I also worry about the added complexity leading me to make wrong conclusions about my experimental outcomes. (i.e. could this issue be an fp16 issue? Or thinking one model works better but really the other model was faulty.)

tstandley · July 26, 2018, 10:19pm

You also need to be sure to maintain a full 32 bit copy of your parameters. This helps stability substantially.

mcarilli · July 27, 2018, 1:46am

We’ve developed a lightweight, open-source set of Pytorch tools to enable easier, more numerically stable mixed precision training: https://github.com/nvidia/apex. Mixed precision means that the majority of the network uses FP16 arithmetic (reducing memory storage/bandwidth demands and enabling Tensor Cores for gemms and convolutions), while a small subset of operations are executed in FP32 for improved stability.

Highlights include:

Amp, a tool that executes all numerically safe Torch functions in FP16, while automatically casting potentially unstable operations to FP32. Amp also automatically implements dynamic loss scaling. Amp is designed to offer maximum numerical stability, and most of the speed benefits of pure FP16 training.
FP16_Optimizer, an optimizer wrapper that automatically implements FP32 master weights for parameter updates, as well as static or dynamic loss scaling. FP16_Optimizer is designed to be minimally invasive (it doesn’t change the execution of Torch operations) and offer almost all the speed of pure FP16 training with significantly improved numerical stability.
apex.parallel.DistributedDataParallel, a distributed module wrapper that achieves high performance by overlapping computation with communication during backward(). Apex DistributedDataParallel is useful for both pure FP32 as well as mixed precision training.

Full API documentation can be found here.

mcarilli · July 27, 2018, 2:01am

Our examples page demonstrates the use of FP16_Optimizer and Apex DistributedDataParallel. Amp examples are coming soon, and Amp’s use is thoroughly discussed in its README.

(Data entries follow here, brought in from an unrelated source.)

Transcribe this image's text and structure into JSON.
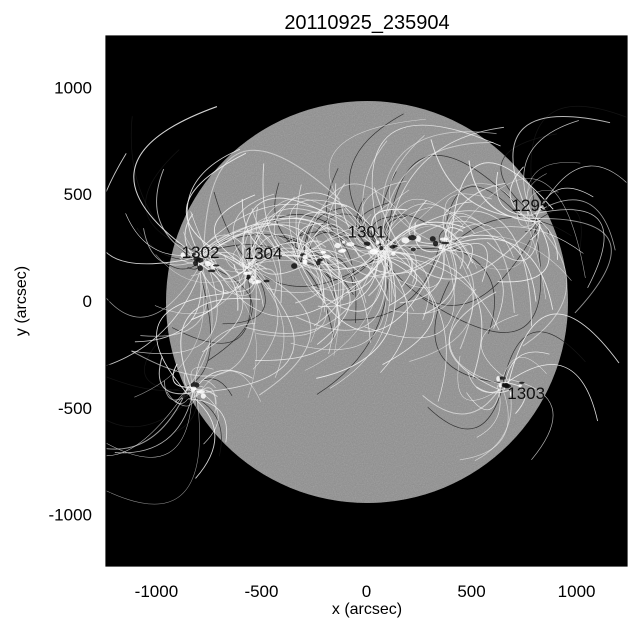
{
  "figure": {
    "title": "20110925_235904",
    "xlabel": "x (arcsec)",
    "ylabel": "y (arcsec)",
    "xticks": [
      -1000,
      -500,
      0,
      500,
      1000
    ],
    "yticks": [
      1000,
      500,
      0,
      -500,
      -1000
    ],
    "xlim": [
      -1240,
      1240
    ],
    "ylim": [
      -1240,
      1240
    ]
  },
  "active_regions": [
    {
      "label": "1302",
      "x": -790,
      "y": 230
    },
    {
      "label": "1304",
      "x": -490,
      "y": 225
    },
    {
      "label": "1301",
      "x": 0,
      "y": 325
    },
    {
      "label": "1295",
      "x": 780,
      "y": 450
    },
    {
      "label": "1303",
      "x": 760,
      "y": -430
    }
  ],
  "colors": {
    "background": "#000000",
    "disk": "#8e8e8e",
    "field_lines_light": "#f2f2f2",
    "field_lines_dark": "#1a1a1a",
    "axes": "#000000",
    "region_label": "#111111"
  }
}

Give Apex a try and let us know what you think!

sorry for double post, the forum page told me “new users may only post 2 links at a time” or something along those lines.

Adam_Dziedzic · October 18, 2018, 5:45pm

The link to csarofeen/examples does not work any more. You can find an example here: Fp16 on pytorch 0.4

RB_Zhang · November 22, 2019, 1:20am

Hi thanks for your explanation.
May I ask why the BN must use float32, does that mean BN us different from other layers, like conv, linear, etc?

williamFalcon · February 2, 2020, 2:19pm

I’d say the easiest way to use and not make a mistake is to use PyTorch Lightning with
Trainer(use_amp=True).

This will train your model using 16-bit.

https://pytorch-lightning.readthedocs.io/en/0.6.0/trainer.html

Falak_Shah · March 6, 2020, 1:00pm

Thanks @mcarilli. Apex was very useful to us in our project.

VasudevGupta7 · September 20, 2020, 6:15pm

any suggestions on using float16 with transformers. Should I keep some layers in float32 just like batch-normalization is recommended to keep in float32?

ptrblck · September 20, 2020, 11:08pm

I would generally recommend to use the automatic mixed precision package (via torch.cuda.amp), which uses casts the input to the appropriate dtype for each method.

VasudevGupta7 · September 21, 2020, 5:07am

okay thanks. Should we keep val_step under autocast scope as well for fair comparison between tr_loss & val_loss?

ptrblck · September 21, 2020, 7:33am

Yes, you can also use autocasting during the validation.
Especially if you plan on using it for the test dataset (or deployment) I would use it.

quangduyhcmut · June 22, 2021, 6:28pm

I used torch.cuda.amp tools to training an u-net-like network but my loss function gave NaN. I guess this is overflow’s problem when using fp16. Can you give me some advice to overcome this? Thank you so much!